Trovato il goal del vantaggio per l'Arsenal arriva il momento di mettere in controllo la partita e ci riesce rendendo assolutamente inoffensivo il Liverpool, a nulla serve la scelta di Houllier di invertire Diouf e Kewell ed alzare Gerrard in posizione più avanzata rispetto ad Hamann, il futuro capitano dei Reds viene seguito quasi a uomo da Vieira, mentre il tedesco risulta troppo compassato e perde diversi palloni che vengono sfruttati dall'Arsenal per lanciarsi a rete sfruttando l'allungamento delle distanze tra i reparti del Liverpool che espongono i centrali difensivi ai loro limiti in termini di passo rispetto ad Henry e Ljungberg; in questo modo arriva al 78' il goal della tripletta di Henry che chiude la partita.
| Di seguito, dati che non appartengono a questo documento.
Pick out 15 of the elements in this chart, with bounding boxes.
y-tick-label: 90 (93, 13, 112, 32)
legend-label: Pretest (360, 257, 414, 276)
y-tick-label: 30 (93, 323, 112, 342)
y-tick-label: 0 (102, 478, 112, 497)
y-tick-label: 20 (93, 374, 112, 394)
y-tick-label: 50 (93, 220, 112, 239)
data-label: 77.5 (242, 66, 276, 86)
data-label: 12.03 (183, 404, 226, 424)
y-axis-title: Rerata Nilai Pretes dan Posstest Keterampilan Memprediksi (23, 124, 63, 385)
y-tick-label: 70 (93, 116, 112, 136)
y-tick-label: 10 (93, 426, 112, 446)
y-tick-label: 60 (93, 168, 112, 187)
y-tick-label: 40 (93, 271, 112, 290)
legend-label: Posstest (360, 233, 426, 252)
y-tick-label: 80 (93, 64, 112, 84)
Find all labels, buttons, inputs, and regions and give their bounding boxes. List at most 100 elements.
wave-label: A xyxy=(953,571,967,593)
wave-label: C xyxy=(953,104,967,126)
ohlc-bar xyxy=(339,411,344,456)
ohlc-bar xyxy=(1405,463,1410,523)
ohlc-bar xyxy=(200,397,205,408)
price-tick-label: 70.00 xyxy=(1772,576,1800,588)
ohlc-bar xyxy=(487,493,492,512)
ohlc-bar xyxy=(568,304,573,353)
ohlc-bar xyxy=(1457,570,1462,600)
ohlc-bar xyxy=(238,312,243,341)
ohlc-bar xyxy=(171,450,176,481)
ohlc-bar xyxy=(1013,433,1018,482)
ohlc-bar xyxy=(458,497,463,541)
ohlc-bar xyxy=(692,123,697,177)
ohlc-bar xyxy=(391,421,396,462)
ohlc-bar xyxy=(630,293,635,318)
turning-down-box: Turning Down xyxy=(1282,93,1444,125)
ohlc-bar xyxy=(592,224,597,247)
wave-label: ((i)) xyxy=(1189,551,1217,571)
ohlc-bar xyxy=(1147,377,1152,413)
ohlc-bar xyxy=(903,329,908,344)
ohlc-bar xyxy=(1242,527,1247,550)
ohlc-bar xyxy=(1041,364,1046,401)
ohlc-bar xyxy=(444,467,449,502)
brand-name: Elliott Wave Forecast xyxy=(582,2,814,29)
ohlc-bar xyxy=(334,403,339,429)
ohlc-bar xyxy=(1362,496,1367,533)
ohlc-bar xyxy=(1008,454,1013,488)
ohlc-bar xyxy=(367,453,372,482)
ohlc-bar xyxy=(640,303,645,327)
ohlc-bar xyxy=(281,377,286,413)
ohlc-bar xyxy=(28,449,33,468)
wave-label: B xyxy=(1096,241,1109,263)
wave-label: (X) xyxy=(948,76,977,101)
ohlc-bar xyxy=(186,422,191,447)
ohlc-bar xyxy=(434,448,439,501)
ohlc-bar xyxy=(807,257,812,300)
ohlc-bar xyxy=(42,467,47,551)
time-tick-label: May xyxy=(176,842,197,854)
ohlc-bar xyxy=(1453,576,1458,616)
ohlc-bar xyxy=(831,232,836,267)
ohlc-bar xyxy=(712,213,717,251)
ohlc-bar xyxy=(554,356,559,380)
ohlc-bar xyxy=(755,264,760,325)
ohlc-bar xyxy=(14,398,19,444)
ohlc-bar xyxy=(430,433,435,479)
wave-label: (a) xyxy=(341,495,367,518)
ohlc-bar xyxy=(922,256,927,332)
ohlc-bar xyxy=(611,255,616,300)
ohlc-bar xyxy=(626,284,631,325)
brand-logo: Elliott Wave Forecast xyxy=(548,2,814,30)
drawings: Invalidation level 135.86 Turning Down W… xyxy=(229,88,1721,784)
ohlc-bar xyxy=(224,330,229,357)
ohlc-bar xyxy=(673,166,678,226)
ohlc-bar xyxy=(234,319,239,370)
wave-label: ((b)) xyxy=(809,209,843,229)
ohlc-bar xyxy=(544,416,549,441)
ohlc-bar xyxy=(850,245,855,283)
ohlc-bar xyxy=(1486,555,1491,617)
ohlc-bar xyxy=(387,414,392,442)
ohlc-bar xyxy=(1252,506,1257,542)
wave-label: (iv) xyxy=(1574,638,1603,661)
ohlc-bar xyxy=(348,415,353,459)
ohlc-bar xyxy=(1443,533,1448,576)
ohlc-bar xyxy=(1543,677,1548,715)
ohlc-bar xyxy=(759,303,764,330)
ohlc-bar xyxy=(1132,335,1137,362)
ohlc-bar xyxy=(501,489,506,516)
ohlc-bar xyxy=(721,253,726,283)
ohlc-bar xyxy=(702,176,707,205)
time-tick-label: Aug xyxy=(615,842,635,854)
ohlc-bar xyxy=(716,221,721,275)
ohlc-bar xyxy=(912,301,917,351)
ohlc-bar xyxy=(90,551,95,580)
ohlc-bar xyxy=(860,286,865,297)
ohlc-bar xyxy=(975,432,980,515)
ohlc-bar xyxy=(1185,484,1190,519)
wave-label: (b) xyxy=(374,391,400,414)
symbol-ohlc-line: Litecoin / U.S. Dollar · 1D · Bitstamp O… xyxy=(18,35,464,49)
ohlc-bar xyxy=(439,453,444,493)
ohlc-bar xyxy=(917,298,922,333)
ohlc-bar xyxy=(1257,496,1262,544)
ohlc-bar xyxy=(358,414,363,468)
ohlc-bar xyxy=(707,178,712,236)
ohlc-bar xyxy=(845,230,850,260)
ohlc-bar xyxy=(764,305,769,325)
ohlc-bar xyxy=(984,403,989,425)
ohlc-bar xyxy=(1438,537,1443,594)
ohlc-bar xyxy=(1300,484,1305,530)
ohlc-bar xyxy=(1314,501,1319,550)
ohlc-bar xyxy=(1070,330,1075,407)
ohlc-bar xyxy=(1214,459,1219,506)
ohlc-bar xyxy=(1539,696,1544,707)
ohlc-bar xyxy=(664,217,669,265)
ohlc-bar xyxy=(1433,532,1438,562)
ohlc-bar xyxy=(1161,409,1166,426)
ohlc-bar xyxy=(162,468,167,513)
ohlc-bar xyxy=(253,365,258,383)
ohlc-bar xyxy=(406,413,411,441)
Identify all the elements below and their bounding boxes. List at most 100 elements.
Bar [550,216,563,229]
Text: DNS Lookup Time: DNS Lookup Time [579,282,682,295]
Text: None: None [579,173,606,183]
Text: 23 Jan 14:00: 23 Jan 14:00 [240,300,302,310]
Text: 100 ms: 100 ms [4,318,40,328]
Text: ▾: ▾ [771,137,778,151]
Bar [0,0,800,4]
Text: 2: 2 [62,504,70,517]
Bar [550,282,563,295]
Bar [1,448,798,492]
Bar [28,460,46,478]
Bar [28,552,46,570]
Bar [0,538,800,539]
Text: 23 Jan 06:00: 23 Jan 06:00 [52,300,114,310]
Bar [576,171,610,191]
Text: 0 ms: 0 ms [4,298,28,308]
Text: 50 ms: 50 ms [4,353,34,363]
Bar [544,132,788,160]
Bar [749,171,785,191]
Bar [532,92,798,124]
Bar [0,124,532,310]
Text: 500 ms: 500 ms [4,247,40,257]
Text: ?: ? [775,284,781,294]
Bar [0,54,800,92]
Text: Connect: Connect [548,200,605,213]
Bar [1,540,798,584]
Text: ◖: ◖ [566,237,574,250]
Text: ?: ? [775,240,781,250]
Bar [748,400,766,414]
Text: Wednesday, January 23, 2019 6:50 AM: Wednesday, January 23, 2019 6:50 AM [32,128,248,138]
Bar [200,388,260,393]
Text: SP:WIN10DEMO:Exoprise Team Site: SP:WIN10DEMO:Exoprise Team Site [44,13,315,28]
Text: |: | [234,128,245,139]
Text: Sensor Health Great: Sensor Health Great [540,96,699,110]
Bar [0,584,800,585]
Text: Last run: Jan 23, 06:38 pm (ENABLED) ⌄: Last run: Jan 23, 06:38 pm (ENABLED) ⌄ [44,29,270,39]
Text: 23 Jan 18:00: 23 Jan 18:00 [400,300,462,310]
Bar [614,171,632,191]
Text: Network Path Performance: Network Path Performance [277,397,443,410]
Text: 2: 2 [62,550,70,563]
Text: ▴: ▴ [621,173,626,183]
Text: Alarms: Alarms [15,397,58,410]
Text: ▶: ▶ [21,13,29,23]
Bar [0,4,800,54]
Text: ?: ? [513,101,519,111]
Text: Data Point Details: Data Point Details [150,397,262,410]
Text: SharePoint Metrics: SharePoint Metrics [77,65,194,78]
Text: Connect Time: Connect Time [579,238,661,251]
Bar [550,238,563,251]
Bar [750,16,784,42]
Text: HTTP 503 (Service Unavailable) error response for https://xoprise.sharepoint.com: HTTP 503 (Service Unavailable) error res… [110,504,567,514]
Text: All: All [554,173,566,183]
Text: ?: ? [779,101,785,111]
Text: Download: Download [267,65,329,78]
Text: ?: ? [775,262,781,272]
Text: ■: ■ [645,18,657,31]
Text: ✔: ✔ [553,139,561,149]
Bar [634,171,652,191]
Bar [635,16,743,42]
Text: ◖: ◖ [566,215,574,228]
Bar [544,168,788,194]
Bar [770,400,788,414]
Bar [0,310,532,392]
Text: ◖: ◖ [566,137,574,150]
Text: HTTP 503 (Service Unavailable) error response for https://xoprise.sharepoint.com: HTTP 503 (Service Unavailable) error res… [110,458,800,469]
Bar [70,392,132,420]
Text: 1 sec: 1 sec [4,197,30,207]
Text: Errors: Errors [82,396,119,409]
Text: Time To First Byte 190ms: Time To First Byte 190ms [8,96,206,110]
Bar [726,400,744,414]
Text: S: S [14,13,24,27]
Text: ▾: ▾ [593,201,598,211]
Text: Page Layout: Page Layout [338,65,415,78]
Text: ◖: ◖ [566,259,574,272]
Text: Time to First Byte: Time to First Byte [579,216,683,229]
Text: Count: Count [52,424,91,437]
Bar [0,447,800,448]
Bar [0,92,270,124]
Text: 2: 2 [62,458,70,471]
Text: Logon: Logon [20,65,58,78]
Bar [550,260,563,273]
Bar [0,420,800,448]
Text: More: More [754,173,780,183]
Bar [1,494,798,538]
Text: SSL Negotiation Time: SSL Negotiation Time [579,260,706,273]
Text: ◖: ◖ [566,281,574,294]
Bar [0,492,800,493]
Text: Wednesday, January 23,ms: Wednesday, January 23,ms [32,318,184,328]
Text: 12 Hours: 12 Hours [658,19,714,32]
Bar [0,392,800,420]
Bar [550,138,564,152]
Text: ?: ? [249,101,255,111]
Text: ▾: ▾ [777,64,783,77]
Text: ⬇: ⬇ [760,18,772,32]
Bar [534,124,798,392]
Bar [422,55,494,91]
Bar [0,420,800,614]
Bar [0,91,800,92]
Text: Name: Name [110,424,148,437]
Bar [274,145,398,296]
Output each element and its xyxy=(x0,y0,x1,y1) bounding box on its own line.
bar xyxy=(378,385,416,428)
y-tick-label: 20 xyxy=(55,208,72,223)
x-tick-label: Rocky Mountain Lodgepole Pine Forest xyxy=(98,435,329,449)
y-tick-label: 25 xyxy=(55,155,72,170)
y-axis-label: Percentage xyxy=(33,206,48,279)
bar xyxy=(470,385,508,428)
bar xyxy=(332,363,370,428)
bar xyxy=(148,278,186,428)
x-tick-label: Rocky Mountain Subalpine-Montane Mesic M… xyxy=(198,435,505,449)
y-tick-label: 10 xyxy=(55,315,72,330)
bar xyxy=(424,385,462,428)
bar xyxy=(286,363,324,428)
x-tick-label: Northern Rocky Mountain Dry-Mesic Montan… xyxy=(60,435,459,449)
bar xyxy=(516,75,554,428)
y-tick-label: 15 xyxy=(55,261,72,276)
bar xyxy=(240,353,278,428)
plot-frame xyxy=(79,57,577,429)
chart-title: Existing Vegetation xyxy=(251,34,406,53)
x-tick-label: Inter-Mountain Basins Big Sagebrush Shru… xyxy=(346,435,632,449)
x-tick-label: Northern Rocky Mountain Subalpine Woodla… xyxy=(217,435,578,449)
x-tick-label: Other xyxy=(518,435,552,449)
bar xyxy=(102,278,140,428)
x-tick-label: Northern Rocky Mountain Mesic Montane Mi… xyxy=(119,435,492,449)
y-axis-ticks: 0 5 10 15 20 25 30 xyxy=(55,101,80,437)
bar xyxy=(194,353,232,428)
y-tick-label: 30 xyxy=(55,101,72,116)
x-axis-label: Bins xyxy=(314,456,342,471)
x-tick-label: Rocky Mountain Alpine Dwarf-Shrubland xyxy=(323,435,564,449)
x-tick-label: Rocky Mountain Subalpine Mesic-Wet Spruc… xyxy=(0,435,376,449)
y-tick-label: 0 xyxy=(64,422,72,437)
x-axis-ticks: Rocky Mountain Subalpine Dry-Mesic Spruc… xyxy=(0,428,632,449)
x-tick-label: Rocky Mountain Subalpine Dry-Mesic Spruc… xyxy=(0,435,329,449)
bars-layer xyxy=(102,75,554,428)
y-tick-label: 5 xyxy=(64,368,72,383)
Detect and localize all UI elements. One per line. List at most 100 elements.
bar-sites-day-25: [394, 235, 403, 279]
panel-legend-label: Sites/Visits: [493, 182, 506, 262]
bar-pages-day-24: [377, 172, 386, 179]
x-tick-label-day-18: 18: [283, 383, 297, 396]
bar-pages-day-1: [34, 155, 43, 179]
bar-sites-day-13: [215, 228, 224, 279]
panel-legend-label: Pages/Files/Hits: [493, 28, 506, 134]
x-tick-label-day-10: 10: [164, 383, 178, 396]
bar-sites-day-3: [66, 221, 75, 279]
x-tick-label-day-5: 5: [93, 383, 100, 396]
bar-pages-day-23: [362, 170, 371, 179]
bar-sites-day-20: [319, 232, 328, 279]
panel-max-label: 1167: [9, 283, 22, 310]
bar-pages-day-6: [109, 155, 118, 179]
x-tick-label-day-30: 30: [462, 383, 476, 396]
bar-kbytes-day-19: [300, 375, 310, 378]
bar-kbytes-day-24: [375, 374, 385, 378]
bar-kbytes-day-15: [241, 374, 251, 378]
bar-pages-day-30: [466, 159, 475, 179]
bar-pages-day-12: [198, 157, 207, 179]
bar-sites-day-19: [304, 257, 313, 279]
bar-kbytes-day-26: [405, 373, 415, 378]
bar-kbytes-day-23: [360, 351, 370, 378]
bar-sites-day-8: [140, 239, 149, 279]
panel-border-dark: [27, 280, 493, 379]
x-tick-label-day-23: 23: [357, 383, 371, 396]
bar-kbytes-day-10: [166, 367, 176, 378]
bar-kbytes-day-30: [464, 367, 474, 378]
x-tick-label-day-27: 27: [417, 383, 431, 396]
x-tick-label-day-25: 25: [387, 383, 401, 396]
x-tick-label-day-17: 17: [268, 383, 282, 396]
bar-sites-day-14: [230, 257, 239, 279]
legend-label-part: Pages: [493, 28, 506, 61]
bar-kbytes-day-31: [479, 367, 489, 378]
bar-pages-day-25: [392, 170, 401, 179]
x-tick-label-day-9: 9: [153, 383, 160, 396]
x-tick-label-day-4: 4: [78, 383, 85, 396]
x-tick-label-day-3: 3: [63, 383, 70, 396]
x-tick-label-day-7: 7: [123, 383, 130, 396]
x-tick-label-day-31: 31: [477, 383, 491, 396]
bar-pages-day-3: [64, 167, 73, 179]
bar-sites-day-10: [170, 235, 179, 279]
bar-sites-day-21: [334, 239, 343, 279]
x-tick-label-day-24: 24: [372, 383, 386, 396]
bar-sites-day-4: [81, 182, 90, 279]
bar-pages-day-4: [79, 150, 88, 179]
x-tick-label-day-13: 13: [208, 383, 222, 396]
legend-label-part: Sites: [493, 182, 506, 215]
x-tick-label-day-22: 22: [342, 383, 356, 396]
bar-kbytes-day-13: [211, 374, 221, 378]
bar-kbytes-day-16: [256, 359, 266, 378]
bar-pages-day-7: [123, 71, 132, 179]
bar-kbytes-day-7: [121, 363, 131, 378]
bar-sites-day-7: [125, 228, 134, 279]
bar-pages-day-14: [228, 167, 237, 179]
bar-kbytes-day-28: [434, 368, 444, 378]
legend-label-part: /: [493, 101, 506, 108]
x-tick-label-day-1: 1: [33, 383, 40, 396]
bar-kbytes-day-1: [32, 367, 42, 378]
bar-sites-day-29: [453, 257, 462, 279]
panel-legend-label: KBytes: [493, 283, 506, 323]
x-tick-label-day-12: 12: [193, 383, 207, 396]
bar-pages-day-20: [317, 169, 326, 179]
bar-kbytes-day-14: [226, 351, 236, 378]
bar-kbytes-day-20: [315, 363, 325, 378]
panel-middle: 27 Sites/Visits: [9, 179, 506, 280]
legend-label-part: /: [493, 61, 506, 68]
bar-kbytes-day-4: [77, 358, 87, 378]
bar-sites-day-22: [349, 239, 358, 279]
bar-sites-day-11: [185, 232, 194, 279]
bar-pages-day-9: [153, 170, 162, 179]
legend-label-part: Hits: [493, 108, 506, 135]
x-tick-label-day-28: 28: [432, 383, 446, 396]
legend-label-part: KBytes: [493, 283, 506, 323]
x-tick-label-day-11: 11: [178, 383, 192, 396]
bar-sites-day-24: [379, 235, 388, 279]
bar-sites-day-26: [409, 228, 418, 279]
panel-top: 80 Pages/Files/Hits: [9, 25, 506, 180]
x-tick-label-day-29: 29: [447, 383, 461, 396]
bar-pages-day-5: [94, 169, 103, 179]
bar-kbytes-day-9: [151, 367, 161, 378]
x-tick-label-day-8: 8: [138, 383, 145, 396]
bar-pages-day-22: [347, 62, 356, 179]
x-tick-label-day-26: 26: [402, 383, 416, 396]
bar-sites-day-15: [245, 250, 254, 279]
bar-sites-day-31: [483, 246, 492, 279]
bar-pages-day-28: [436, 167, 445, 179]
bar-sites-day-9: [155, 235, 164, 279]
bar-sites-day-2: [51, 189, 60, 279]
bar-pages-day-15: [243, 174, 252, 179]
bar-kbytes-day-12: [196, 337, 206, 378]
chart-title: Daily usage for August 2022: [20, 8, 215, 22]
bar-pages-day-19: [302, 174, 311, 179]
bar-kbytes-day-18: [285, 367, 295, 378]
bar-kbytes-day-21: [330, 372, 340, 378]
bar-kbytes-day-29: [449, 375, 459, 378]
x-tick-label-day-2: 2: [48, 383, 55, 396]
Finisce dunque 4-2, l'Arsenal supera l'ultimo test ed i fantasmi che aleggiavano sulla squadra dopo lo svantaggio all'intervallo e, complice, il pareggio del Chelsea contro il Middlesbrough, di fatto questo venerdì di Pasqua fa iniziare il conto alla rovescia per il titolo che arriva a 3 giornate dalla fine grazie al pareggio a White Hart Lane a casa dei nemici storici del Tottenham. All'ultima giornata, un'altra vittoria di rimonta, questa volta sul Leicester, permette alla squadra di Wenger di chiudere il campionato da imbattuta, impresa mai riuscita in Premier League, e prima che si chiamasse così, l'impresa riuscì solamente al Preston nella stagione 1888-1889, ossia due secoli prima.

CONCLUSIONE DEL CICLO


L'imbattibilità si estenderà fino alla decima giornata del campionato successivo, quando in un'altra battaglia ad Old Trafford (questa volta ribattezzata la battaglia delle pizze, o Pizzagate per via di una rissa post-partita negli spogliatoi che culminò con un pezzo di pizza lanciato verso Sir Alex Ferguson) lo United si impose per 2-0 sui Gunners con le reti di Van Nistelrooy e Rooney e fermò a 49 la striscia di imbattibilità della squadra di Wenger; quella partita orientò la stagione dalla parte del Chelsea di Mourinho e decretò l'inizio della fine del ciclo di quella squadra che, comunque, culminerà con una finale di Champions persa contro il Barcellona nel 2006.